In my opinion, the moves that I've used for this problem are on par with the tricks used for problem 5 of IMO 2018.

I think the answer must be $16$ since $(2,3,5,15)$ quadruple cannot be written on a circle that satisfies the given property and this quadruple satisfies $16$ triples which are $$(2,3,5), (3,2,5), (2,3,15), (3,2,15), (2,5,3), (5,2,3), (2,5,15), (5,2,15), (3,5,2), (5,3,2), (3,5,15), (5,3,15), (2,15,3), (15,2,3), (2,15,5), (15,2,5)$$ Note: The answer is $16$ when $(a,b,c)$ and $(b,a,c)$ are considered as different triples.

Also we can show that maximum number is 16. I have a solution for that but it is too long for me to write it from my phone and I'm a bit lazy.

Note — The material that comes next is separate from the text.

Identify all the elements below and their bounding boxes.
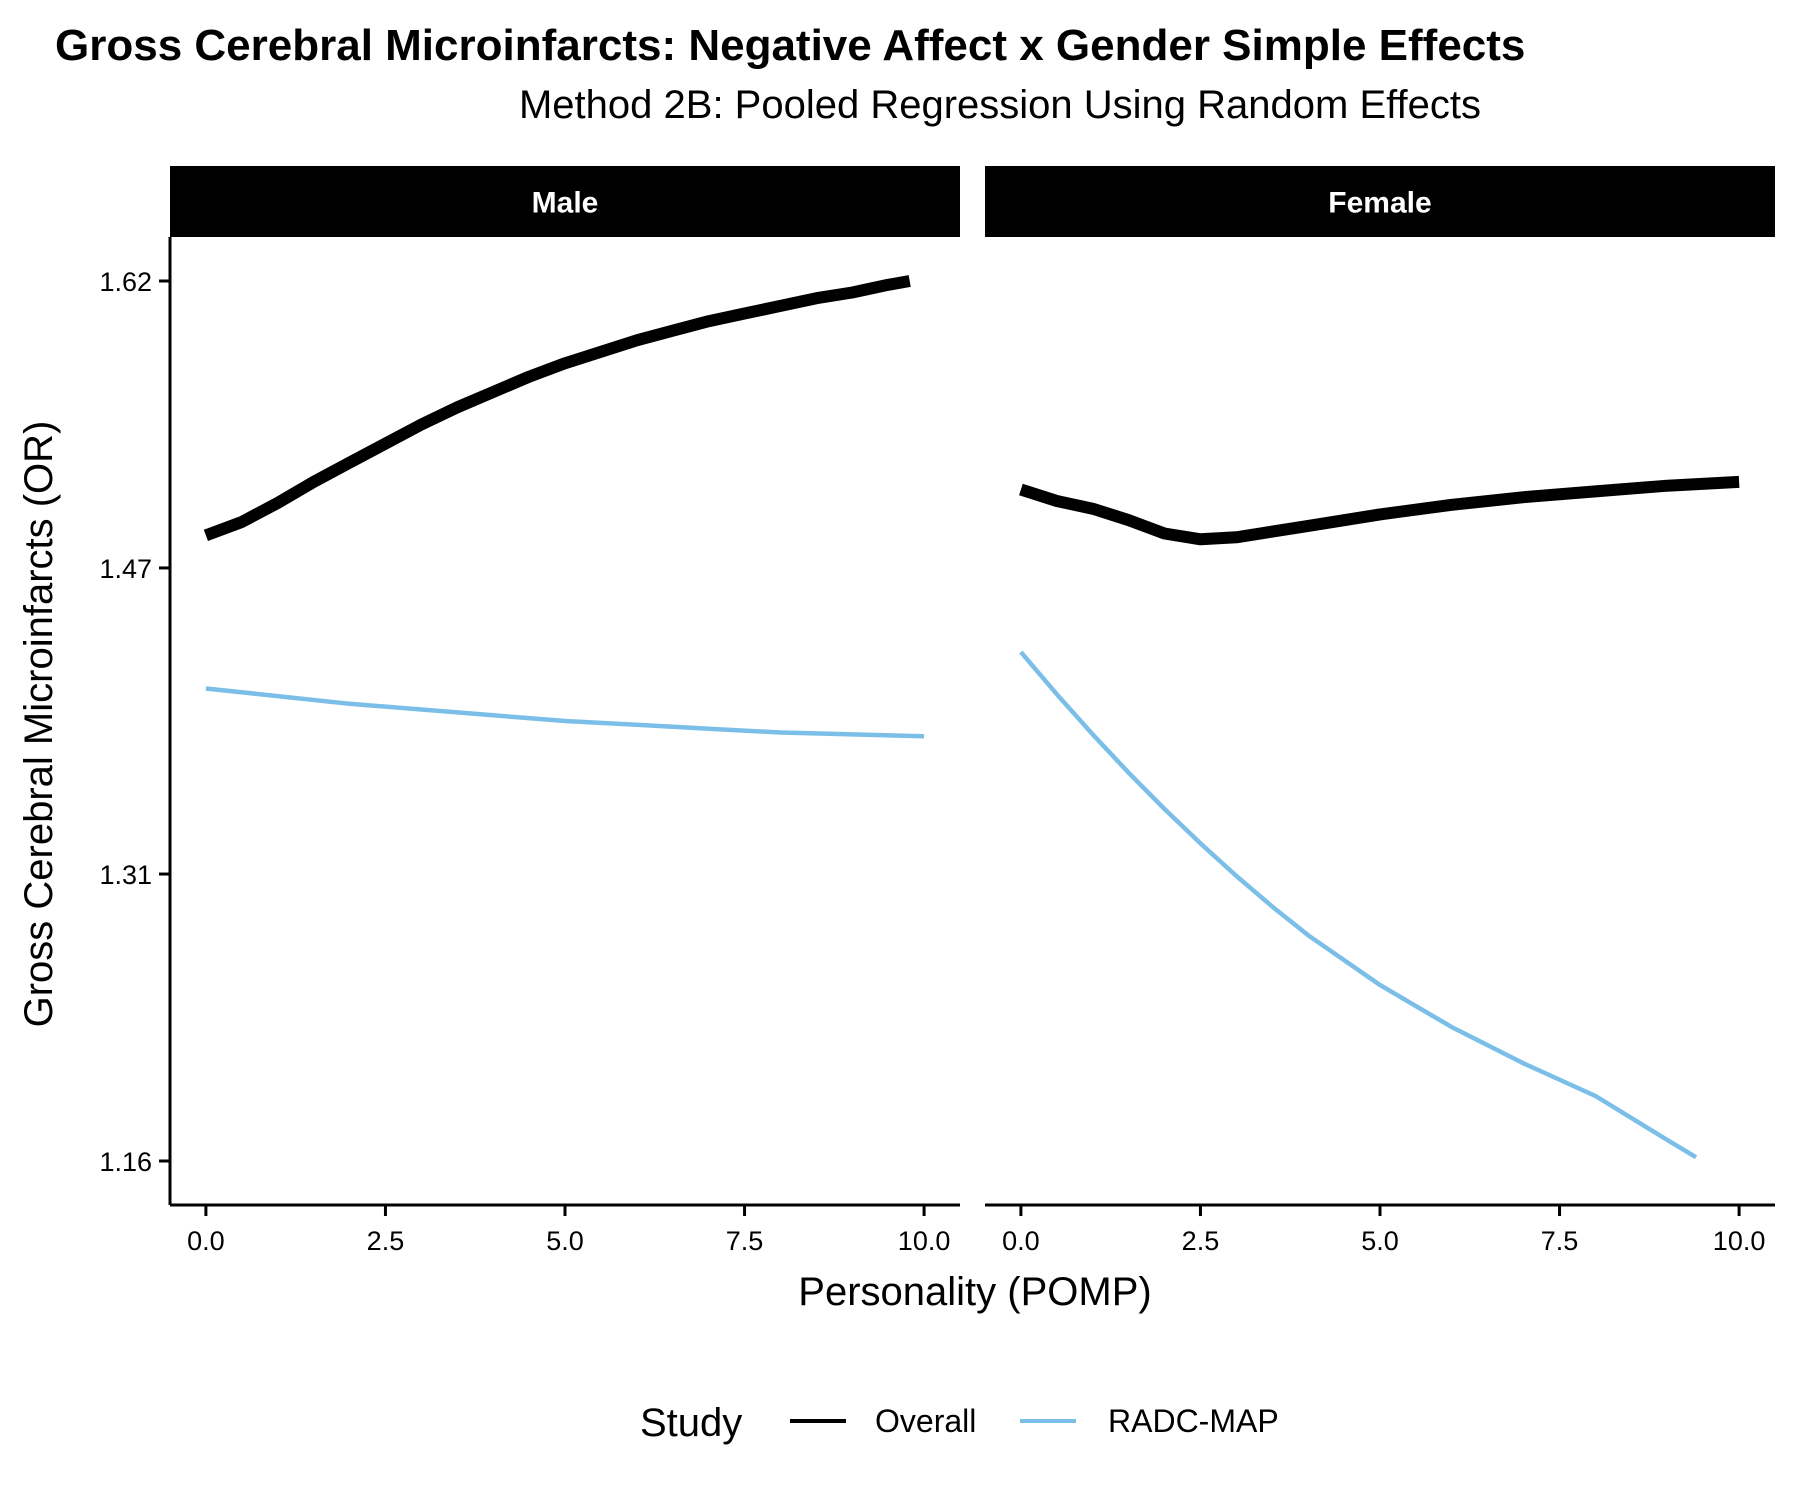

grupyorum wrote: In my opinion, the moves that I've used for this problem are on par with the tricks used for problem 5 of IMO 2018. Hmm not quite agree, I see this as just some case bash. First, note that $1,2,3,6$ gives us $16$ triples. From now on, we'll instead consider the tuple $(\{ a_i,a_j\} ,a_k)$ instead. Suppose to the contrary that there exists $a_1,a_2,a_3,a_4$ that creates at least $9$ such tuples from the total of $12$. This means there're at most three possible $(\{ a_i,a_j\} ,a_k)$ that $(\gcd (a_i,a_j))^2\nmid a_k$. We call such tuple bad. Back to the given condition of $a_1,a_2,a_3,a_4$. One can see that this is nothing more than, WLOG assumed, $\gcd (a_1,a_2)$ and $\gcd (a_1,a_3)$ are both greater than one. Now here comes the case bash. First case: there exists pairwise distinct indices $i_1,i_2,i_3$ and prime $p$ that $p\mid a_{i_1},a_{i_2},a_{i_3}$. WLOG that $\nu_p (a_{i_1})\geqslant \nu_p (a_{i_2}) \geqslant \nu_p(a_{i_3})>0$. Checking $\nu_p$s, one get that $(\{ a_{i_2},a_{i_3} \} ,a_{i_1})$ is already a bad tuple. If $p\nmid a_{i_4}$ (the other $a_i$s), we get that the tuples $(\{ a_m,a_n\} ,a_{i_4})$ are bad for all $\{ m,n\} \subset \{ i_1,i_2,i_3\}$. This results in more than three bad tuples. So, $p\mid a_{i_4}$. In other words, $p\mid a_1,a_2,a_3,a_4$. WLOG that $\nu_p (a_1)\geqslant \nu_p (a_2)\geqslant \nu_p(a_3) \geqslant \nu_p(a_4)>0$. We get that all of $( \{ a_1,a_2\} ,a_3) ,( \{ a_1,a_2\} ,a_4),( \{ a_1,a_3\} ,a_4) ,( \{ a_2,a_3\} ,a_4)$ are bad tuples, contradiction. Second case: the negation of the first one. Back to our $\gcd (a_1,a_2),\gcd (a_1,a_3)>1$. Denote $d_2=\gcd (a_1,a_2)$ and $d_3=\gcd (a_1,a_3)$. We get that, if $d_2^2\mid a_3$, there exists prime $p$ that $p\mid d_2\mid a_1,a_2,a_3$, contradiction. So $d_2^2\nmid a_3$. Similarly, $d_3^2\nmid a_2$. This already amounted to two bad tuples. Then, note that, we also can't have $d_2^2\mid a_4$. Because else we'll get that there exists prime $p$ that $p\mid d_2\mid a_1,a_2,a_4$. So, $(\{ a_1,a_2\} ,a_4)$ is another bad tuple. But then so does $(\{ a_1,a_3\} ,a_4)$. Already four bad tuples, contradiction.

$1:$ Easy to see $(1,2,3,6)$ supplies $16$ $2:$ WLOG we can assume $(a_1,a_2),(a_1,a_3)>1$ $3:$ If every permutation of $(a,b,c)$ satisfies divisibility any two of them are relatively prime each other. $4:$ And examine the situations.